Georgiana shook her head. She was facing up to all that she would lose—lose forever. She could not trust herself to speak just now, her voice might break.
“Because if it is, put it from your mind. I play for keeps, Georgiana. If Brett’s fortune is to be saved—and I agree, this will save him because he will now become a tragic figure in everyone’s eyes, a valorous cuckholded husband fighting a foe who would stoop to anything, even to murdering Brett’s wife. No, Nicolas for all his jauntiness could not stand up to that, it would destroy him.”
“Will you do it?”
“Only if you will swear to me that you will not write to Brett or seek to get in touch with him or let him know where you are. And”—the amber eyes flashed—“if you cross me in this, I will know how to make at least part of the story come true, and you will indeed float beneath the Hudson down to the sea.”
A chill ripple went down Georgiana’s spine. Erica was cool—she would not hesitate to carry out her threat. But that very coolness was the reason Erica would make such a good witness to Nicolas’s “crime”—she would be believed.
“Actually, it would amuse me to see Nicolas tangled in his own web!” Erica’s laughter rippled maliciously. “I enjoy watching him struggle. The battle is always so intense—and so unorthodox!” She became businesslike again. “You and your friend Matti
e can sail back to Haerwyck with me tonight. You can be let off just north of Haerwyck. I just remembered—there is a sailboat; it is small and will not be missed right away, but you could handle it easily yourself and it would take you and your friend downriver in absolute secrecy to New Orange. Coming from Bermuda, I am sure you know how to sail a boat.”

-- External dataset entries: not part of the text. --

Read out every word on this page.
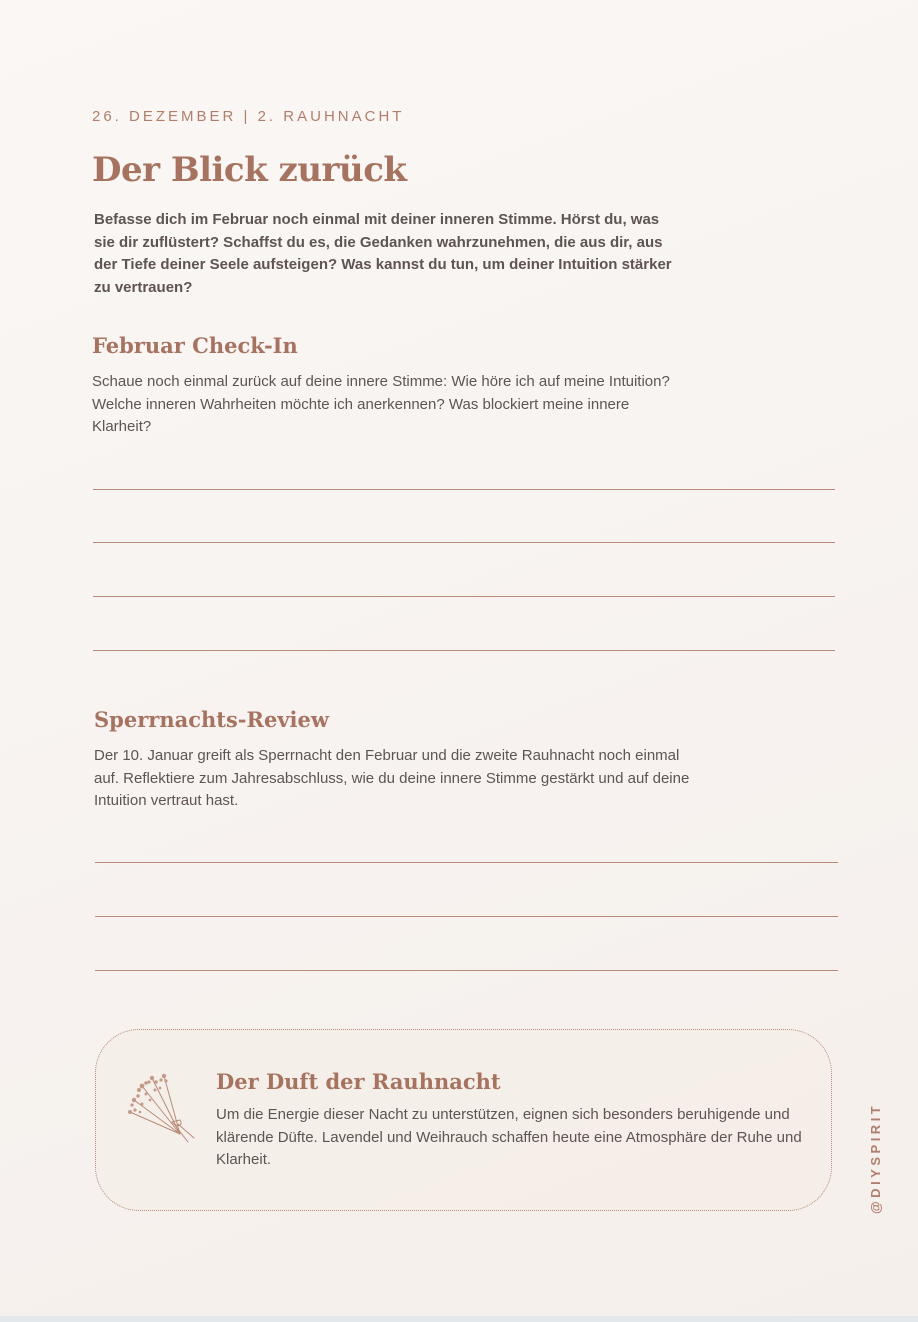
26. DEZEMBER | 2. RAUHNACHT
Der Blick zurück

Befasse dich im Februar noch einmal mit deiner inneren Stimme. Hörst du, was sie dir zuflüstert? Schaffst du es, die Gedanken wahrzunehmen, die aus dir, aus der Tiefe deiner Seele aufsteigen? Was kannst du tun, um deiner Intuition stärker zu vertrauen?

Februar Check-In

Schaue noch einmal zurück auf deine innere Stimme: Wie höre ich auf meine Intuition? Welche inneren Wahrheiten möchte ich anerkennen? Was blockiert meine innere Klarheit?

Sperrnachts-Review

Der 10. Januar greift als Sperrnacht den Februar und die zweite Rauhnacht noch einmal auf. Reflektiere zum Jahresabschluss, wie du deine innere Stimme gestärkt und auf deine Intuition vertraut hast.

Der Duft der Rauhnacht

Um die Energie dieser Nacht zu unterstützen, eignen sich besonders beruhigende und klärende Düfte. Lavendel und Weihrauch schaffen heute eine Atmosphäre der Ruhe und Klarheit.	@DIYSPIRIT
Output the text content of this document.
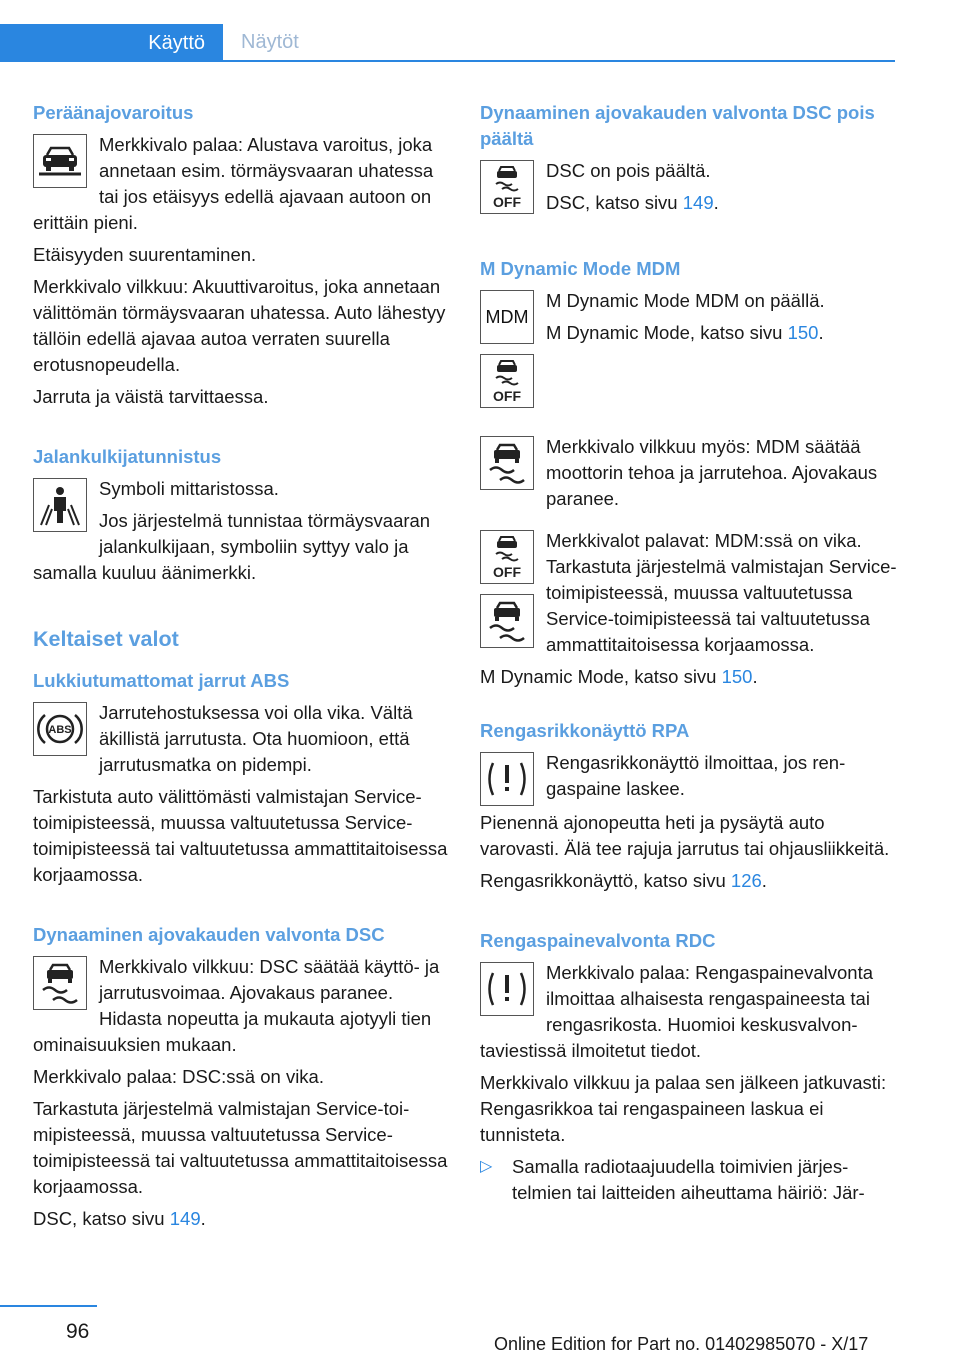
Käyttö	Näytöt
Peräänajovaroitus
Merkkivalo palaa: Alustava varoitus, joka annetaan esim. törmäysvaaran uhatessa tai jos etäisyys edellä ajavaan autoon on erittäin pieni.
Etäisyyden suurentaminen.
Merkkivalo vilkkuu: Akuuttivaroitus, joka annetaan välittömän törmäysvaaran uhatessa. Auto lähestyy tällöin edellä ajavaa autoa verraten suurella erotusnopeudella.
Jarruta ja väistä tarvittaessa.
Jalankulkijatunnistus
Symboli mittaristossa.
Jos järjestelmä tunnistaa törmäysvaaran jalankulkijaan, symboliin syttyy valo ja samalla kuuluu äänimerkki.
Keltaiset valot
Lukkiutumattomat jarrut ABS
ABS
Jarrutehostuksessa voi olla vika. Vältä äkillistä jarrutusta. Ota huomioon, että jarrutusmatka on pidempi.
Tarkistuta auto välittömästi valmistajan Service-toimipisteessä, muussa valtuutetussa Service-toimipisteessä tai valtuutetussa ammattitaitoisessa korjaamossa.
Dynaaminen ajovakauden valvonta DSC
Merkkivalo vilkkuu: DSC säätää käyttö- ja jarrutusvoimaa. Ajovakaus paranee. Hidasta nopeutta ja mukauta ajotyyli tien ominaisuuksien mukaan.
Merkkivalo palaa: DSC:ssä on vika.
Tarkastuta järjestelmä valmistajan Service-toimipisteessä, muussa valtuutetussa Service-toimipisteessä tai valtuutetussa ammattitaitoisessa korjaamossa.
DSC, katso sivu 149.
Dynaaminen ajovakauden valvonta DSC pois päältä
OFF
DSC on pois päältä.
DSC, katso sivu 149.
M Dynamic Mode MDM
MDM
OFF
M Dynamic Mode MDM on päällä.
M Dynamic Mode, katso sivu 150.
Merkkivalo vilkkuu myös: MDM säätää moottorin tehoa ja jarrutehoa. Ajovakaus paranee.
OFF
Merkkivalot palavat: MDM:ssä on vika. Tarkastuta järjestelmä valmistajan Service-toimipisteessä, muussa valtuutetussa Service-toimipisteessä tai valtuutetussa ammattitaitoisessa korjaamossa.
M Dynamic Mode, katso sivu 150.
Rengasrikkonäyttö RPA
Rengasrikkonäyttö ilmoittaa, jos rengaspaine laskee.
Pienennä ajonopeutta heti ja pysäytä auto varovasti. Älä tee rajuja jarrutus tai ohjausliikkeitä.
Rengasrikkonäyttö, katso sivu 126.
Rengaspainevalvonta RDC
Merkkivalo palaa: Rengaspainevalvonta ilmoittaa alhaisesta rengaspaineesta tai rengasrikosta. Huomioi keskusvalvontaviestissä ilmoitetut tiedot.
Merkkivalo vilkkuu ja palaa sen jälkeen jatkuvasti: Rengasrikkoa tai rengaspaineen laskua ei tunnisteta.
▷ Samalla radiotaajuudella toimivien järjestelmien tai laitteiden aiheuttama häiriö: Jär-
96
Online Edition for Part no. 01402985070 - X/17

“Yes, I know how to sail, but I have no mind that Mattie and I shall be set adrift in some leaky boat to perish,” said Georgiana evenly. “You will accompany us, Erica. You will see that we make shore in New Orange safely.”
“I see you do not trust me?” The amber eyes flashed gold. “Very well, then, we will take some other, larger boat—together.”
Again that chill feeling. Erica could well have intended to send both the sailboat and its occupants to the bottom of the river. Georgiana realized that she would have to stay awake, to watch Erica all the time.
“If I hear that you have tricked me,” she told Erica coldly, “I will come back and say that you and Nicolas together conspired my death but that I escaped you.”
Erica’s white teeth flashed in the candlelight.“I am beginning to admire you, Georgiana. But you see, my one desire is to get you gone. That has been my only desire from the beginning.”
“Yes, I remember—you did not tell Brett that you had seen me in Bermuda.”
“No, but I foolishly told my brother and he later sold the information to Brett. Claes was ever a fool—I would have paid him more to keep the news from Brett!”
“And perhaps poisoned his wine into the bargain,” suggested Georgiana morosely.
“Come now, don’t judge me so harshly. I never poisoned anyone!”
It was on the tip of Georgiana’s tongue to add harshly “Not yet!” but she needed Erica. Instead she said sweetly, “Would you like more wine, Erica?”